2 – O arguido sabia que não podia conduzir veículos automóveis, após ter ingerido bebidas alcoólicas, o que sabia que tinha feito previamente à condução.
3 – Agiu livre, voluntária e conscientemente, sabendo bem que a sua conduta era proibida por lei.
4 – Não possui antecedentes criminais.
5 – Encontra-se desempregado há mais de um ano e inscrito no Centro de Emprego, não recebendo qualquer subsídio.
6 – Vai iniciar, no final do mês, a actividade de vendedor de automóveis.
7 – Vive com a sua esposa, que exerce a actividade de recepcionista.
8 – Não tem filhos.
9 – Nunca foi julgado.

FUNDAMENTAÇÃO
São duas as questões suscitadas no recurso.
Pretende o recorrente a suspensão da execução da sanção acessória de proibição de conduzir veículos motorizados que lhe foi imposta nos termos do art. 69 nº 1 al. a) do Cod. Penal.
Trata-se de pretensão contra lei, por a pena de prisão ser a única relativamente à qual o Código Penal prevê a possibilidade de suspensão da execução – cfr. art. 50 nº 1 do Cod. Penal.
Estando em causa a condenação por um crime e a aplicação de uma sanção de natureza penal, não têm cabimento as normas do Cod. da Estrada invocadas pelo recorrente, que apenas são aplicáveis em caso de contra-ordenação.
A outra questão é a medida da sanção aplicada.
Como se vê da acta de fls. 15, no início do julgamento todos os sujeitos processuais declararam prescindir da documentação dos actos da audiência, valendo esta declaração como renúncia ao recurso em matéria de facto – art. 428 nº 2 do CPP.
Ora, toda a argumentação do recorrente parte da alegação de factos que não constam da sentença.
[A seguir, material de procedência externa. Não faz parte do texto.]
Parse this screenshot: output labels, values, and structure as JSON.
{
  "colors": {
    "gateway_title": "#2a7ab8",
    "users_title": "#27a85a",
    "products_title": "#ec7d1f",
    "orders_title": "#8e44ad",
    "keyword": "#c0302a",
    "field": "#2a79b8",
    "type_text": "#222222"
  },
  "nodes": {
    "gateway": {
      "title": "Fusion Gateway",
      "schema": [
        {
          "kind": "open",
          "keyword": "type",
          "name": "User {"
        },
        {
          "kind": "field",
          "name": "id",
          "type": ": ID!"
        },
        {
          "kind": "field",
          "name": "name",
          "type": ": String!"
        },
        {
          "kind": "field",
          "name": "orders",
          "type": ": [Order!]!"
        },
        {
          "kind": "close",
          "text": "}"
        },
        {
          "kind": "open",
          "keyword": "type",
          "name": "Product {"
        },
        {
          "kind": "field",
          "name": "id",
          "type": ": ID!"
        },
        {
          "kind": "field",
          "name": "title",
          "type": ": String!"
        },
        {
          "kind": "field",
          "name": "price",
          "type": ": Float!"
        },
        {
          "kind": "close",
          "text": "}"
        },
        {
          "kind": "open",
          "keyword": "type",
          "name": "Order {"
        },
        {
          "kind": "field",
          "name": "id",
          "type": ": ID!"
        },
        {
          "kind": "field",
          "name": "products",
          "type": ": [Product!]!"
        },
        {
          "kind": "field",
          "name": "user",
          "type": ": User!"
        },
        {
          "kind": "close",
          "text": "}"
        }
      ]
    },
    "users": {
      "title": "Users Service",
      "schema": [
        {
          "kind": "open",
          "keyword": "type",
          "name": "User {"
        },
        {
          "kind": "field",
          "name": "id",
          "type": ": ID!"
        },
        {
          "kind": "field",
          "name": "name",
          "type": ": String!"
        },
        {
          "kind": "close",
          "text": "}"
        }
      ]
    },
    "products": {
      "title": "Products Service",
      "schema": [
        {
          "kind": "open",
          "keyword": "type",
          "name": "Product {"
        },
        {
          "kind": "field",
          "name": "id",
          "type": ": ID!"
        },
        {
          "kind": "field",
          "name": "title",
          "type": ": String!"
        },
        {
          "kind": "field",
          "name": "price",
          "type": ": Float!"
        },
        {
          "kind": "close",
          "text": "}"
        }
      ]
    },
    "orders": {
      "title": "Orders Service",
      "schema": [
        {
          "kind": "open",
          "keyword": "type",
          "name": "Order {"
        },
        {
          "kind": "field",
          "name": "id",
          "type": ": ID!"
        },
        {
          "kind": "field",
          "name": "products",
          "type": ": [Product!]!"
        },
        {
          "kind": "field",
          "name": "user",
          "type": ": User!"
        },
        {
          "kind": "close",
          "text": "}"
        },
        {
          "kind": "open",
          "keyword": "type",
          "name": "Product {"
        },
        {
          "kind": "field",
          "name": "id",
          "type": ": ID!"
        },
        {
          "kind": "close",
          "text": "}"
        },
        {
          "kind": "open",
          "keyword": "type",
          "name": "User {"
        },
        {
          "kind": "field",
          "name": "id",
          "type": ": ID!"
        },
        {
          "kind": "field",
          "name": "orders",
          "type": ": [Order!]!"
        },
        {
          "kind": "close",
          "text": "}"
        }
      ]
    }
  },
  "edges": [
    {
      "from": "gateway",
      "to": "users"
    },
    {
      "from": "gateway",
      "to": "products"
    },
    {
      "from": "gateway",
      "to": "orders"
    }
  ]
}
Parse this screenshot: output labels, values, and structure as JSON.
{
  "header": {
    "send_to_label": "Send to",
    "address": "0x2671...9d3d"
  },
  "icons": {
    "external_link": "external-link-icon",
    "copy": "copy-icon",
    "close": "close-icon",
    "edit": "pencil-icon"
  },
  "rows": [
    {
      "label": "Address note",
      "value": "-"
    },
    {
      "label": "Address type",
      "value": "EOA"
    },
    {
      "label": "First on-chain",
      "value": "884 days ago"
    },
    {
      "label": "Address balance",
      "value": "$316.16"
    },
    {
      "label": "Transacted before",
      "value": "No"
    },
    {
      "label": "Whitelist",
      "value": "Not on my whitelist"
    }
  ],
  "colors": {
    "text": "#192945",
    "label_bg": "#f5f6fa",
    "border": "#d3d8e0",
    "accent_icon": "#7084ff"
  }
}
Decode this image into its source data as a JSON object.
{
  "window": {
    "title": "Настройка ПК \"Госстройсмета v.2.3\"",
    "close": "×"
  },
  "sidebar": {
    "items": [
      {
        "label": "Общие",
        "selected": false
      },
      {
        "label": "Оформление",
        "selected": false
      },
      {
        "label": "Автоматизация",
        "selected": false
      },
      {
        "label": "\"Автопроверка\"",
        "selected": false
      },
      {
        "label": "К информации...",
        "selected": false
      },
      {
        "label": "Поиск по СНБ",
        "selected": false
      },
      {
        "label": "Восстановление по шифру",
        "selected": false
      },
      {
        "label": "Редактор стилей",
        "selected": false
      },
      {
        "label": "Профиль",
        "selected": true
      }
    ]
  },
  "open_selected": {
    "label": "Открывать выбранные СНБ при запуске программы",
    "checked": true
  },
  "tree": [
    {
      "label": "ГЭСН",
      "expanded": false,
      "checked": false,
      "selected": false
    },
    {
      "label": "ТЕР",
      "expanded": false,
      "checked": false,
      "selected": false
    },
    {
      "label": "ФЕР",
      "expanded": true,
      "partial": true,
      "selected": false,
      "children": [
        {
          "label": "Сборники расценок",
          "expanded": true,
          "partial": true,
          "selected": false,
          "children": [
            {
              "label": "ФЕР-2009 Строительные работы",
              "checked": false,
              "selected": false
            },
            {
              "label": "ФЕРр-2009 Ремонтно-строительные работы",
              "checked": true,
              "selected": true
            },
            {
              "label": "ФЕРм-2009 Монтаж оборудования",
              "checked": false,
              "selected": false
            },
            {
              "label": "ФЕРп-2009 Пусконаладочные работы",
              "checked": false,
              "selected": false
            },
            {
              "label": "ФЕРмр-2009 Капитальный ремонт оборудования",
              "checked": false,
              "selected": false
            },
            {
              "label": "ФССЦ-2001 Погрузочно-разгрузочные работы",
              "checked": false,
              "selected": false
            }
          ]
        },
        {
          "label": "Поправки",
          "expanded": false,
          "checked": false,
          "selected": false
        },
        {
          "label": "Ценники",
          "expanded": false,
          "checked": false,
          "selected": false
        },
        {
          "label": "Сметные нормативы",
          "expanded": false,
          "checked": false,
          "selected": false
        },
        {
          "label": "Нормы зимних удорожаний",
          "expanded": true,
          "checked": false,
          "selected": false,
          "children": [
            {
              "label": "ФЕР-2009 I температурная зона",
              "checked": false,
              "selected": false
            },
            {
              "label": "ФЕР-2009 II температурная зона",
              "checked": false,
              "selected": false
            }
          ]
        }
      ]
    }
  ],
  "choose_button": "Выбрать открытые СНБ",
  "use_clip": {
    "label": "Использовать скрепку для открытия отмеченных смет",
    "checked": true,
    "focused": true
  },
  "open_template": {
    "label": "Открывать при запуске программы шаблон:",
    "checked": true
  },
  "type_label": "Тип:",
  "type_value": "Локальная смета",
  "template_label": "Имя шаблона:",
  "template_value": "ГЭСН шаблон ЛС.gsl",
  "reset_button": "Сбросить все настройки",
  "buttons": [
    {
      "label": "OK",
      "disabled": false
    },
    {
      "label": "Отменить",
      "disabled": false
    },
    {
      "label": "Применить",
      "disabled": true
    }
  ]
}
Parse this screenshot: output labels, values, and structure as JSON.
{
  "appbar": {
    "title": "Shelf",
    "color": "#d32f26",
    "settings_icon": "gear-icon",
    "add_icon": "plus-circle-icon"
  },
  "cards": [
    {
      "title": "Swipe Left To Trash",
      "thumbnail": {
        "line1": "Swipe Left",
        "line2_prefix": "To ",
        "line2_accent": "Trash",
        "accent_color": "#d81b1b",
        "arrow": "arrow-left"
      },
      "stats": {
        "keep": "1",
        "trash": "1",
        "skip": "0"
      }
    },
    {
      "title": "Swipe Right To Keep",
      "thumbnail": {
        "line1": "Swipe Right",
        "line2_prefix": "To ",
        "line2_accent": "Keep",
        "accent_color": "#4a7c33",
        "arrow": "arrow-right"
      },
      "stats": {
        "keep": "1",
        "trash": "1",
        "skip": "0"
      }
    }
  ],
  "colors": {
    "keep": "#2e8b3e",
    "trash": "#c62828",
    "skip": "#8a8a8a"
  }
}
Por exemplo, alega que, movido por sentimentos patrióticos, tinha estado a participar nos festejos da vitória do Futebol Clube do Porto na final da taça UEFA em Sevilha; que foi a primeira vez que bebeu; que é um cidadão exemplar; que tem sido incansável na procura de um primeiro emprego; que conseguiu um emprego que perderá se não puder conduzir, etc. ...
Assentando a motivação em factos de que a Relação não tem, nem pode ter, conhecimento, é manifesta a improcedência do recurso.
Ainda assim, não sendo este o lugar para longas dissertações, dir-se-à o seguinte:
Numa moldura de 3 meses a 3 anos, foram fixados 4 meses.
Entende o recorrente que, apesar da sua TAS ser muito superior ao limite a partir do qual o comportamento é crime, a sanção acessória deve ser fixada no mínimo legal.
Invoca uma surpreendente «causa de justificação» - ter bebido no âmbito dos patrióticos festejos duma vitória dum clube de futebol.
A pena tem, sempre, o fim de servir para manter e reforçar a confiança da comunidade na validade e na força de vigência das suas normas de tutela de bens jurídicos e, assim, no ordenamento jurídico-penal. É o instrumento, por excelência destinado a revelar perante a comunidade que a ordem jurídica é inquebrantável, apesar de todas as violações que tenham lugar – Figueiredo Dias, Temas Básicos da Doutrina Penal, pags. 74 e ss.
É a chamada prevenção geral positiva ou de integração, que dentro dos limites da medida da culpa determina a pena. Esta, em caso algum, deverá pôr em causa o limite inferior constituído pelas exigências mínimas de defesa do ordenamento jurídico. A pena não pode questionar a crença da comunidade na validade da norma violada e, por essa via, o sentimento de confiança e segurança dos cidadãos nas instituições jurídico-penais.
Estes fins de defesa do ordenamento jurídico não podem ser postos em causa pela medida da pena.
Talvez esta Relação padeça de um défice de modernidade no seu conceito de «patriotismo». Mas ainda não consegue vislumbrar a razão porque simples festejos futebolísticos tornam quase «desculpável» (a expressão é do recorrente) a violação de normas penais que tutelam os valores da segurança rodoviária e punem comportamentos que podem, em abstracto, atentar contra a vida, a integridade física e a propriedade alheias.
A argumentação do recorrente assenta em factos que, a provarem-se, em vez de aligeirarem a sua responsabilidade, poderiam fundamentar um significativo agravamento da sanção imposta.
Também por esta via, é manifesta a improcedência do recurso.

DECISÃO
Os juízes do Tribunal da Relação do Porto, rejeitam o recurso por ser manifestamente improcedente.
O recorrente pagará a importância de 4 UCs prevista no art. 420 nº 4 do CPP.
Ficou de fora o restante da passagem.